The Administração Geral dos Correios, Telégrafos e Telefones (General Administration of Posts, Telegraphs and Telephones – AGCTT or CTT) was the body responsible for supervising APT. In 1936, under pressure from AGCTT, APT was required to install meters to enable subscribers to check charges levied. In 1942, during a strike in APT, some directors of AGCTT argued for the nationalization of the company. In 1948, AGCTT opposed a request for a tariff increase, forcing Sir Alexander Roger, the UK Chairman of APT, to intervene directly with the Portuguese dictator, António de Oliveira Salazar, later leading to an audience with the President, Francisco Higino Craveiro Lopes.

==The end of APT==
The number of subscribers increased rapidly as phones became more affordable, the service improved and the populations of Lisbon and Porto grew. Automation of telephone networks began in 1930 but full automation was not completed in Lisbon and Porto until the 1950s.
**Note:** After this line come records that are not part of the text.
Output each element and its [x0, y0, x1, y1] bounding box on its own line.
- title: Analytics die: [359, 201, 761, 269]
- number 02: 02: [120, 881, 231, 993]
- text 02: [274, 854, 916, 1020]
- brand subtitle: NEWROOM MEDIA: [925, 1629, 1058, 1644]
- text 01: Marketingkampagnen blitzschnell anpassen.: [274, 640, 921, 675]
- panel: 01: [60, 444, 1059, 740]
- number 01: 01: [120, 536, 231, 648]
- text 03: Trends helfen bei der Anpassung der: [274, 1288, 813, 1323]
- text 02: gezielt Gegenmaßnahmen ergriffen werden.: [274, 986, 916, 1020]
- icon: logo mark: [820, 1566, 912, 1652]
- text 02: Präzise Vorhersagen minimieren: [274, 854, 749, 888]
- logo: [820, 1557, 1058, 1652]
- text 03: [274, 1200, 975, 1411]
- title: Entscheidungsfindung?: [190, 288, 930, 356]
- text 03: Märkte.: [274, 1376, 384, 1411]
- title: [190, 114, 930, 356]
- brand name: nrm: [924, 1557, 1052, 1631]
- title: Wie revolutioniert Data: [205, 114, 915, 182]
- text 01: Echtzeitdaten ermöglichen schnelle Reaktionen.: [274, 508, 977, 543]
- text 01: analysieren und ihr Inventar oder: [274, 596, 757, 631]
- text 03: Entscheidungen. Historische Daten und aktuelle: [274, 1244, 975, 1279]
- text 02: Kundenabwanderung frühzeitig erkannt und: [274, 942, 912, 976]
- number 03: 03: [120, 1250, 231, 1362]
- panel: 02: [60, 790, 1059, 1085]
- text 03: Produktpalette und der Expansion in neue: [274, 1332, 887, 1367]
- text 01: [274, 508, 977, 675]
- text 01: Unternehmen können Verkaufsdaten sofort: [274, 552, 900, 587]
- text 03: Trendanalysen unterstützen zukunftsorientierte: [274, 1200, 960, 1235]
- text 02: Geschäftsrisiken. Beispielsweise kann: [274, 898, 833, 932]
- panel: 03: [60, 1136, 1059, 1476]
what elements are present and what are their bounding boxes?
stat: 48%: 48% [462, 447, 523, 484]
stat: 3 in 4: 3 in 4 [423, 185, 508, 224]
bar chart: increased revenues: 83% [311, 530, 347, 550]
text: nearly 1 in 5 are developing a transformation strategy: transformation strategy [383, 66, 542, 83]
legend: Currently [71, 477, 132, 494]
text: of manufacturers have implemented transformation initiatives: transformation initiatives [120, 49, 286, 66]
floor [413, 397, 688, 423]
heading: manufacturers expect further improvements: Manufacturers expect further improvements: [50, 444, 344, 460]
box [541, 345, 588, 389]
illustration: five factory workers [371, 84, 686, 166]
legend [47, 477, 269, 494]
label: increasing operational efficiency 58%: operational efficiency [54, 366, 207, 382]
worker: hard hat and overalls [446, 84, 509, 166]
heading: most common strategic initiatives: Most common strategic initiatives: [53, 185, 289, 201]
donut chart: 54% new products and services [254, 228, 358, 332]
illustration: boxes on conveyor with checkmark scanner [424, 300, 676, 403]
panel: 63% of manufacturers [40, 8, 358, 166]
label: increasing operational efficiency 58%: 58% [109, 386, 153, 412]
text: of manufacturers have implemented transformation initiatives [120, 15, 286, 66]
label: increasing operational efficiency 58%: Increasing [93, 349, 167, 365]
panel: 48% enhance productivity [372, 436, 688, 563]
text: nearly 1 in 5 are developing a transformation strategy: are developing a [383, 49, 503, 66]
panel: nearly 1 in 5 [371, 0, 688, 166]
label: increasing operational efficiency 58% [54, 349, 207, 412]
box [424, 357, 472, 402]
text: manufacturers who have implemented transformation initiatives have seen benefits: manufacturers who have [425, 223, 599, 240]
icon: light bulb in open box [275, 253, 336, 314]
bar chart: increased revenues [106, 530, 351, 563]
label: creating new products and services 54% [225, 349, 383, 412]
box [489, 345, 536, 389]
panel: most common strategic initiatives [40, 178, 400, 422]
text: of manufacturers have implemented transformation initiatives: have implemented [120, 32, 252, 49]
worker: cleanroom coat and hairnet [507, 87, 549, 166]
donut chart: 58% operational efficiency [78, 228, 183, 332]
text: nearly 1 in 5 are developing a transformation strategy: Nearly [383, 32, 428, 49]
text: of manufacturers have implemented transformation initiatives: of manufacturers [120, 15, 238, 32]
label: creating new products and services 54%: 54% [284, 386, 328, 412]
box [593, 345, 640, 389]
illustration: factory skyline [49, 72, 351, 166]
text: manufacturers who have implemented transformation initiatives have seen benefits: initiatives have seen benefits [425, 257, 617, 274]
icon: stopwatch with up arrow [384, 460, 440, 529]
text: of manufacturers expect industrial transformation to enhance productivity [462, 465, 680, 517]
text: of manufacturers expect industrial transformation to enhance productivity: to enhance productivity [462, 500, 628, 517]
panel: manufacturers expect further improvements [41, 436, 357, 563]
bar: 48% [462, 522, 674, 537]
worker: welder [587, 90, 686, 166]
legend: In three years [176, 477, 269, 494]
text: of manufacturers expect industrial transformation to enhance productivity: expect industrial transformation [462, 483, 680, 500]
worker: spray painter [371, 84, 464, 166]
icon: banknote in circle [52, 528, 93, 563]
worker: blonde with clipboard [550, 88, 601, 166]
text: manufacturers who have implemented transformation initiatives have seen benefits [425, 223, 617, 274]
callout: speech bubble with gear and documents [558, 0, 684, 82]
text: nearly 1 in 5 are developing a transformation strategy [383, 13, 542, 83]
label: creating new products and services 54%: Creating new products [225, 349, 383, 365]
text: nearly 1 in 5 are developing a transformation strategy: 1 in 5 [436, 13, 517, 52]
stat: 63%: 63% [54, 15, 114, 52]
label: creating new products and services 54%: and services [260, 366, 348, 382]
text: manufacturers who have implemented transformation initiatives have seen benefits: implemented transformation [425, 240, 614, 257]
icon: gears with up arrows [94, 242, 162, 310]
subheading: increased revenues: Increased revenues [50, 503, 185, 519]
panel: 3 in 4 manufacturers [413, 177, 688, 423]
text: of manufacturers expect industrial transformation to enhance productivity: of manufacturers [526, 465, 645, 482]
Although Portugal was neutral during World War II, expanding the number of subscribers was affected by the dislocation that the War caused, leading to new waiting lists from 1941 onwards that reached 15,000 in 1948. APT installed its 100,000th telephone in 1950. On December 31, 1967, at the end of its contract, the Anglo-Portuguese Telephone Company ceased operating in Portugal, following a government decision to transfer the business to the Portuguese State. It was replaced by the public company, Telefones de Lisboa e Porto (TLP). In 1994, companies providing services to the rest of the country, Teledifusora de Portugal (TDP) and Telecom Portugal (TP), were merged with TLP to create a national telecommunications company called Portugal Telecom (PT), now a subsidiary of the French Group Altice.